En fait, l'idée est simple et éducatrice : c'est en prenant l'avis de toutes et tous que l'on progresse dans la vie quotidienne en groupe, en institution ; c'est en discutant des comportements et en les repérant, en les accompagnant, que l'insécurité devant l'agressivité se banalise et s'éduque. Un enfant de trois ans qui ne noue pas ses lacets peut-il traverser seul la rue ? Sa « petite » compétence autorise un statut, et une protection, un « tutorat » institutionnel.

Car cet instituteur, comme beaucoup d'autres enseignants, éducateurs, chercheurs, engagés dans la spirale politique scolaire de l'après-guerre, sait très bien qu'il ne s'agit pas de s'endormir avec le retour de la croissance économique, qui mettra l'éducation à rude épreuve. Ses expériences de 1939 et de 1945 sont prégnantes. Les dix années suivantes le verront installer les techniques Freinet dans une classe de ville, en « milieu urbain ». Il est très proche de ce qui est en 1952 désigné comme la « psychothérapie institutionnelle », et de ses fondamentaux « politiques » : la psychanalyse et la place du sujet (« apprenant » et maître), la dynamique des groupes et la psychologie sociale. Ces deux dimensions de la pratique des institutions sont « les deux jambes », disait Tosquelles, du quotidien du sujet et du groupe institutionnels. Freud, Lewin, Freinet – Marx n'étant pas loin – sont ainsi les trois références combinées par Fernand Oury dans les années 1960.

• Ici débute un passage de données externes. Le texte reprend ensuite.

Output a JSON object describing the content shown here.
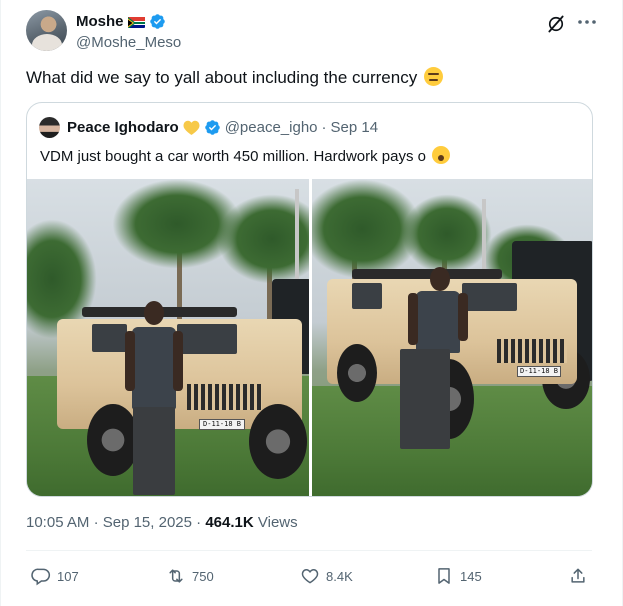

Ses aphorismes et maîtres mots « affichés » constituent en eux-mêmes des mémentos enseignants : « Ne rien dire que nous n'ayons fait » ; « On n'enseigne que ce que l'on sait faire, et comme on l'a appris », « La parole ne se donne pas, elle se prend », « Des lieux, des limites, des lois, c'est la possibilité du langage et de l'éducation », « Se taire pour mieux entendre »...

Ce que Fernand Oury s'applique alors à inventer, c'est une pédagogie active qui tienne compte des sciences humaines, et de l'inconscient. En 1958, au congrès Freinet de Paris, Jean Oury l'appelle « pédagogie institutionnelle », par analogie avec la psychothérapie institutionnelle. Aïda Vasquez, jeune psychologue vénézuélienne, qui observe ces classes « institutionnalisées », où le conseil de coopérative, le texte libre, la correspondance, les métiers, sont « entrés en analyse », joue un rôle essentiel dans la publication et la diffusion de la nouvelle approche. Elle soutient une thèse en 1966, sous la direction de Juliette Favez Boutonnier, qui sera le fil conducteur des deux premiers livres, Vers une pédagogie institutionnelle et De la classe coopérative à la pédagogie institutionnelle.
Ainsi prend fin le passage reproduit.